The Musical of Musicals (The Musical!) – Adelaide Fringe 2011 • Glam Adelaide

The Musical of Musicals (The Musical!) – Adelaide Fringe 2011

The show is thick with musical and textual references, hilariously parodying the original songs and shows. Everybody will find this extremely funny.

By

Presented by Toot! Toot!
Reviewed Tuesday 1st March 2011

http://www.adelaidefringe.com.au

Venue: La Boheme, 36 Grote Street, Adelaide
Season: 9:30pm Thursday 3rd, 5pm Saturday 12th, 5pm Sunday 13th March 2011
Duration: 90mins incl interval
Tickets: adults $28/conc $24
Bookings: Fringe TIX outlets or http://www.adelaidefringe.com.au

Take one story, then tell it in musical form five times, each in the style of a famous writer or team. With music by Eric Rockwell and lyrics by Joanne Bogart, that is the premise behind this production. The tale is told in the distinctive styles of Rogers and Hammerstein, Stephen Sondheim, Jerry Herman, Andrew Lloyd Webber and, finally, Kander and Ebb. The five versions are titled Corn!, A Little Complex, Dear Abby!, Aspects of Junita and Speakeasy.

The basic story is simple, and as old as the hills. It underpins just about every creaky old melodrama you have ever seen. June cannot pay her rent and the evil landlord, Jitter, is about to evict her, unless she succumbs to his dastardly advances. She looks to the hero, Billy, for his help, and to an older woman, Abby, for advice.

The finale turns briefly to Marvin Hamlisch and Michael Bennett with the song, Done, parodying One from A Chorus Line.

Fiona DeLaine, Mark DeLaine, Benjamin Finn and Michaela Lucas play, respectively, the various incarnations of June, Billy, Jitter and Abby, accompanied by Angela Welsh at the piano. Director, Hayley Horton, and choreographer, Fiona DeLaine, have done about as much as they can to inject movement and dance into the limited space offered by the small stage at the intimate La Bohème. Even with the small stage, the cast still manage to fit in a ‘dream sequence’ ballet and make clear reference to the routines of choreographer, Bob Fosse. Musical director, Mark DeLaine has done a fine job, too, with capturing the differing singing styles from the various eras.

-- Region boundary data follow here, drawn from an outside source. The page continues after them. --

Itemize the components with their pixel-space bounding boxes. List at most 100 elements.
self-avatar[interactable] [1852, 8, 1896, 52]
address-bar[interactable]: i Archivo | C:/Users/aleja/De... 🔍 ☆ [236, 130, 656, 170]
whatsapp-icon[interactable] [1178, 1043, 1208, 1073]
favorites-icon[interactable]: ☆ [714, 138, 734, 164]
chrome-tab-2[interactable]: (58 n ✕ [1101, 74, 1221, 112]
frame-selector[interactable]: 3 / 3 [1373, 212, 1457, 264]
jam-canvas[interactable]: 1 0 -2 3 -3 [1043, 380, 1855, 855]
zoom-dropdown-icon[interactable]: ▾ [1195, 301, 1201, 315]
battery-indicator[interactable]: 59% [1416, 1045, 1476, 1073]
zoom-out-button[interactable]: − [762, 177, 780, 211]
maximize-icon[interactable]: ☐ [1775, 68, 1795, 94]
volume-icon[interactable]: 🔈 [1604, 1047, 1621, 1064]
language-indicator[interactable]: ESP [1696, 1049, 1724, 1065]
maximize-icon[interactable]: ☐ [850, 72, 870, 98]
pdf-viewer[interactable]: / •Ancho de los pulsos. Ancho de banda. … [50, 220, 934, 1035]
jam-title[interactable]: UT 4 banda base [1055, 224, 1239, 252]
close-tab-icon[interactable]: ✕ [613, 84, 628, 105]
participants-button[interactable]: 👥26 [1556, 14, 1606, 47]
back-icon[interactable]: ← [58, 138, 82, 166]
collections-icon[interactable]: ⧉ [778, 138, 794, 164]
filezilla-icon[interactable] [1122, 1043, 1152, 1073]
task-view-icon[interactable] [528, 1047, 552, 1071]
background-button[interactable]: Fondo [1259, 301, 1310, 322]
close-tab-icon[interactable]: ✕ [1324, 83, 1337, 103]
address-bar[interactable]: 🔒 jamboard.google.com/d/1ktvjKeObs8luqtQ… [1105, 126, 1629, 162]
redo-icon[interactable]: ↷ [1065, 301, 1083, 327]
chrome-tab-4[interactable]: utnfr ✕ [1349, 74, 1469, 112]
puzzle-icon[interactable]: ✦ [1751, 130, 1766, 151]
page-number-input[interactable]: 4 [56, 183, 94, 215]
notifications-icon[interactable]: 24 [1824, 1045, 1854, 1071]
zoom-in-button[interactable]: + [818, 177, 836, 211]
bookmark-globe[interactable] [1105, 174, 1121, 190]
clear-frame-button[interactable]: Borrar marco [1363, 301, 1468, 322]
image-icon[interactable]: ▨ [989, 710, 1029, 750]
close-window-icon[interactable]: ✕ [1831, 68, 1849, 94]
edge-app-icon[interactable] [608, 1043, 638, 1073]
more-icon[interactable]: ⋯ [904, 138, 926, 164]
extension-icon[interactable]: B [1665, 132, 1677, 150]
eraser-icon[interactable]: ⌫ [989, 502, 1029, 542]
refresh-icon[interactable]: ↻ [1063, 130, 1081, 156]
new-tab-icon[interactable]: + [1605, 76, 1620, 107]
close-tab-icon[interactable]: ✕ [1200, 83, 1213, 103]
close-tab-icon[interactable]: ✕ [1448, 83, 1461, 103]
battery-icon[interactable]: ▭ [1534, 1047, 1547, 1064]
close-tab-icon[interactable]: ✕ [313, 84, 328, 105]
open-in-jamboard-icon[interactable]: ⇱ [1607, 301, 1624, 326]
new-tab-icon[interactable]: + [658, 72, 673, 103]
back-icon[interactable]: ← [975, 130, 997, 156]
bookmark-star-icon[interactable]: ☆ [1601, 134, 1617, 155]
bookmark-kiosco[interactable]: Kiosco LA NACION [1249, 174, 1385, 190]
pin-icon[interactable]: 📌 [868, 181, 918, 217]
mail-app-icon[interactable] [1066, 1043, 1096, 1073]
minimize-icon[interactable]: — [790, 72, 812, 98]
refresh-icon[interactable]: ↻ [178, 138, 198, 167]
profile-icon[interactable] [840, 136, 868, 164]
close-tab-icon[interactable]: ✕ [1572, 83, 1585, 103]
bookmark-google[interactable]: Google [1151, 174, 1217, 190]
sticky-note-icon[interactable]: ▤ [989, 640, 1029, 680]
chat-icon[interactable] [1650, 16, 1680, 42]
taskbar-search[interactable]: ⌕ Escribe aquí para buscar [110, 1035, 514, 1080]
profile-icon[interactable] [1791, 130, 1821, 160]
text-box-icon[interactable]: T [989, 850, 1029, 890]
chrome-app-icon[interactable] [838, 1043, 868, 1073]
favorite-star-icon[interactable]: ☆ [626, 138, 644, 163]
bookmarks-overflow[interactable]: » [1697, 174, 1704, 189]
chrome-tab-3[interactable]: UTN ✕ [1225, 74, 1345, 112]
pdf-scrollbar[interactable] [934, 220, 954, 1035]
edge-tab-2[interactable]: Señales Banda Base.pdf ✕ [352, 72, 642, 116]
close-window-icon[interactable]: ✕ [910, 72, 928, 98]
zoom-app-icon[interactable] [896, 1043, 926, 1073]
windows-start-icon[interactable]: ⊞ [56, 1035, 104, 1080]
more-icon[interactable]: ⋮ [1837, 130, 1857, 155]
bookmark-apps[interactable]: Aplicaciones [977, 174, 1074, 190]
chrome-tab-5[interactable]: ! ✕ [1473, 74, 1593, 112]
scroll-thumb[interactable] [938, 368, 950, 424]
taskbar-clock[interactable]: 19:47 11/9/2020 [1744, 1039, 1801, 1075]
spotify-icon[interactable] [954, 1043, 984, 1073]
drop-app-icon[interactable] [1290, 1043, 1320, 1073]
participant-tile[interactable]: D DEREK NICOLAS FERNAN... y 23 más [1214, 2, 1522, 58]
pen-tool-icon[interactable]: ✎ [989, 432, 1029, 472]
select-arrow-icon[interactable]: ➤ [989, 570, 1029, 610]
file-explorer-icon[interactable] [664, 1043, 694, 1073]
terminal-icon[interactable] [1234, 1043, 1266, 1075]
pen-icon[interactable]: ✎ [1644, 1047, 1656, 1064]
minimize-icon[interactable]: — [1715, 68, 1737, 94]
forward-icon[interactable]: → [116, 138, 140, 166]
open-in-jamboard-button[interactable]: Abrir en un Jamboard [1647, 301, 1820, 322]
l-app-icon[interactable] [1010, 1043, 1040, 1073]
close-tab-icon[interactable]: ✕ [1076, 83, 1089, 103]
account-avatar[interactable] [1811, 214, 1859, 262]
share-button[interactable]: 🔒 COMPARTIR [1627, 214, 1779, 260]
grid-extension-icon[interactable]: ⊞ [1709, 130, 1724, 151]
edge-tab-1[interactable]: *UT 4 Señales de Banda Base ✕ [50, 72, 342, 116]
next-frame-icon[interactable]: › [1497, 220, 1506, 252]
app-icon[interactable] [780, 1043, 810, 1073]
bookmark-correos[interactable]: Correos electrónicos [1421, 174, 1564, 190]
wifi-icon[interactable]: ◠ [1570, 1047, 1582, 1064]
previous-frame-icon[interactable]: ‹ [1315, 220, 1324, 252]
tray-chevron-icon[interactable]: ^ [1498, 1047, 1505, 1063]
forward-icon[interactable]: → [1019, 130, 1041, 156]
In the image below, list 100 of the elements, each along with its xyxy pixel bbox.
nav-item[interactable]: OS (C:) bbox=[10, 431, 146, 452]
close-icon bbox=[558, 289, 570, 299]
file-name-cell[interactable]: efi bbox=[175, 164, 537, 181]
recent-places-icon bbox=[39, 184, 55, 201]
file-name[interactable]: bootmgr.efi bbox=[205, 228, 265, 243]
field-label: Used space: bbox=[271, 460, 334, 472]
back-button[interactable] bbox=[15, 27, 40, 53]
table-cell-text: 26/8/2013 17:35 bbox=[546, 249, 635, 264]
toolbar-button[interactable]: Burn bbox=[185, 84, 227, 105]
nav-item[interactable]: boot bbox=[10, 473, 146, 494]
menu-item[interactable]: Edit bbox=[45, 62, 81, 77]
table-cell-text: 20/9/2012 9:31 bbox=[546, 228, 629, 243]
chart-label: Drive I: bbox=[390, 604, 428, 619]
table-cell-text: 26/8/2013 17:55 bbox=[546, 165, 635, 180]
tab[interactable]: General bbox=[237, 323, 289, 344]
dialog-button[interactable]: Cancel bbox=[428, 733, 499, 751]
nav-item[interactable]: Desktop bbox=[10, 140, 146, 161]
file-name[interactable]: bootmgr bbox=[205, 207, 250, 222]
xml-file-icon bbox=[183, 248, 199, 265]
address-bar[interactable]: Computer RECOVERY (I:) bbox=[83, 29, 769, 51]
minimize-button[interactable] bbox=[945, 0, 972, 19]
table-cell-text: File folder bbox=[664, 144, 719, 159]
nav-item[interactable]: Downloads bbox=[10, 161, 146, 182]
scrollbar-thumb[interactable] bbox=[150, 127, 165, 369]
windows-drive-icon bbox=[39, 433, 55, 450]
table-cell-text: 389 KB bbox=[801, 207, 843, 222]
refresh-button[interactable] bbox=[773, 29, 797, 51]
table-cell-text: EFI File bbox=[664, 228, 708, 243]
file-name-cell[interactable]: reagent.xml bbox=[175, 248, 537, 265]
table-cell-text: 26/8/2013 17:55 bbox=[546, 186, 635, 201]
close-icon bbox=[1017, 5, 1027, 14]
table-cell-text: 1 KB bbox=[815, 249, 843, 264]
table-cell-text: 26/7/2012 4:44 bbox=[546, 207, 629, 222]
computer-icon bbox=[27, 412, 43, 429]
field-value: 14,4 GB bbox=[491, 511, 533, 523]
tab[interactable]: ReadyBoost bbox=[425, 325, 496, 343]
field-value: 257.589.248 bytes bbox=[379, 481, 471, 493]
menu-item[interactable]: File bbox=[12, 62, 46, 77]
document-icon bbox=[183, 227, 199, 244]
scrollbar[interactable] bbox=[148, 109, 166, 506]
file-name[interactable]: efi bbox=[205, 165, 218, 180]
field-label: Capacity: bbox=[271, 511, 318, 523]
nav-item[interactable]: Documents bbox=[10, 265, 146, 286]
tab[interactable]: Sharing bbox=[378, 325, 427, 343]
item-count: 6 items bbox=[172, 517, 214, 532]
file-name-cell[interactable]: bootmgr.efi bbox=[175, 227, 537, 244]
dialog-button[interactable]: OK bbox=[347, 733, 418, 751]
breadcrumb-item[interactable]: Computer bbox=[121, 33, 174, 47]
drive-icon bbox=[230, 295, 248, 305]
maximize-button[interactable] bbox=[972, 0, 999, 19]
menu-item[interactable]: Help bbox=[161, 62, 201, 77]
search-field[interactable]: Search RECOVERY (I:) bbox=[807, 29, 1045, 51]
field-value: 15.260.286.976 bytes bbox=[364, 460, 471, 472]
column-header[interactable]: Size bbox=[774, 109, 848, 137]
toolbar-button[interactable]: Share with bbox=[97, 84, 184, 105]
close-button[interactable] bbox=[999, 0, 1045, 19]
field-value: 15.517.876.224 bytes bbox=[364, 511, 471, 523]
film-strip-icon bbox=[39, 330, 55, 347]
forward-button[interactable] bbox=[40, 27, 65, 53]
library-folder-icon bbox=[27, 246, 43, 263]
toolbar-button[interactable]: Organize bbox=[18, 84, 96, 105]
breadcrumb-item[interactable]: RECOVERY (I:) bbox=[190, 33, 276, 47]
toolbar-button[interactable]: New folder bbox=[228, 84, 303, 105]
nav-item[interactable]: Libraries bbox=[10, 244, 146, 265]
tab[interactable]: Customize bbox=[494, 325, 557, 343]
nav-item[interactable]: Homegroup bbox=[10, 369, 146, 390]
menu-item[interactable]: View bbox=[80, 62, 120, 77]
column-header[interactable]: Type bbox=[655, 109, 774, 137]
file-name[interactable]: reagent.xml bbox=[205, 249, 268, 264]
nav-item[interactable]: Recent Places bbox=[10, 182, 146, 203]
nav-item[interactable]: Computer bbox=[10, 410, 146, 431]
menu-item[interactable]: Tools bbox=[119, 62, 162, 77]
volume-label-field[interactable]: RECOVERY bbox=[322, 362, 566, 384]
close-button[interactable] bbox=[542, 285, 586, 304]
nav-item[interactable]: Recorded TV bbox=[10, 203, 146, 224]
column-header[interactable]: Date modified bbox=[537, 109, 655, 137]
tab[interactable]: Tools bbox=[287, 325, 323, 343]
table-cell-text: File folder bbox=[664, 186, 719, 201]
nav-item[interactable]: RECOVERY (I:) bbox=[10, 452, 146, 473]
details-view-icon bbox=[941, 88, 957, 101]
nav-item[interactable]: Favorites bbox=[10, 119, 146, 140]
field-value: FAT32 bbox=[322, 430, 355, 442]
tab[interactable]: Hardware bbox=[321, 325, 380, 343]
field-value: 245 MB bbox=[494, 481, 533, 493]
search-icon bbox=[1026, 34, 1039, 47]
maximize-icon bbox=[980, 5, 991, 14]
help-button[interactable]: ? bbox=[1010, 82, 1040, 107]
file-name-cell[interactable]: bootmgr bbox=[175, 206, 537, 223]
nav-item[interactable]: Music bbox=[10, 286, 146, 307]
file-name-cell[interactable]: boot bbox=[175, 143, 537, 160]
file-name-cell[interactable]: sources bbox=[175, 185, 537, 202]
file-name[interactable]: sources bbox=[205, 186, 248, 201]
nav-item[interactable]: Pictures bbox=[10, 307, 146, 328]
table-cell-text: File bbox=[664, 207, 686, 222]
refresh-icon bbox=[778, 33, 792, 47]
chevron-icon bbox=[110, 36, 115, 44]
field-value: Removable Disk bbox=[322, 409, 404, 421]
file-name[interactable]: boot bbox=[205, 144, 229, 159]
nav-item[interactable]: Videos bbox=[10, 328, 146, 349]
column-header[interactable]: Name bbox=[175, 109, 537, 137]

For those uninitiated in the vast expanse of the genre of Musical Theatre, this show will still prove to be a load of fun but, for those with a more intimate knowledge of the composers and their many shows and songs, there is much more to be had in this production. The show is thick with musical and textual references, hilariously parodying the original songs and shows. Everybody will find this extremely funny but, if you are a Musical aficionado and catch on to all of the references, then it is almost one continual laugh from start to finish.

The four talented performers bring plenty of energy and enthusiasm to their various roles and, since they seem to be having a lot of fun with it, that comes across and they carry the audience along with them on that wave of enjoyment. They are all trained and experienced performers with plenty of skill as singers and an obvious knowledge of musical theatre enabling them to bring out all of the humour and even, here and there, make reference to particular performers associated with certain musicals.

I hear that this show is sold out, but try the ticket outlets anyway. You might be lucky. If not, then keep your fingers crossed that it gets another outing during the Cabaret Fringe later this year. This is one that deserves a much wider audience.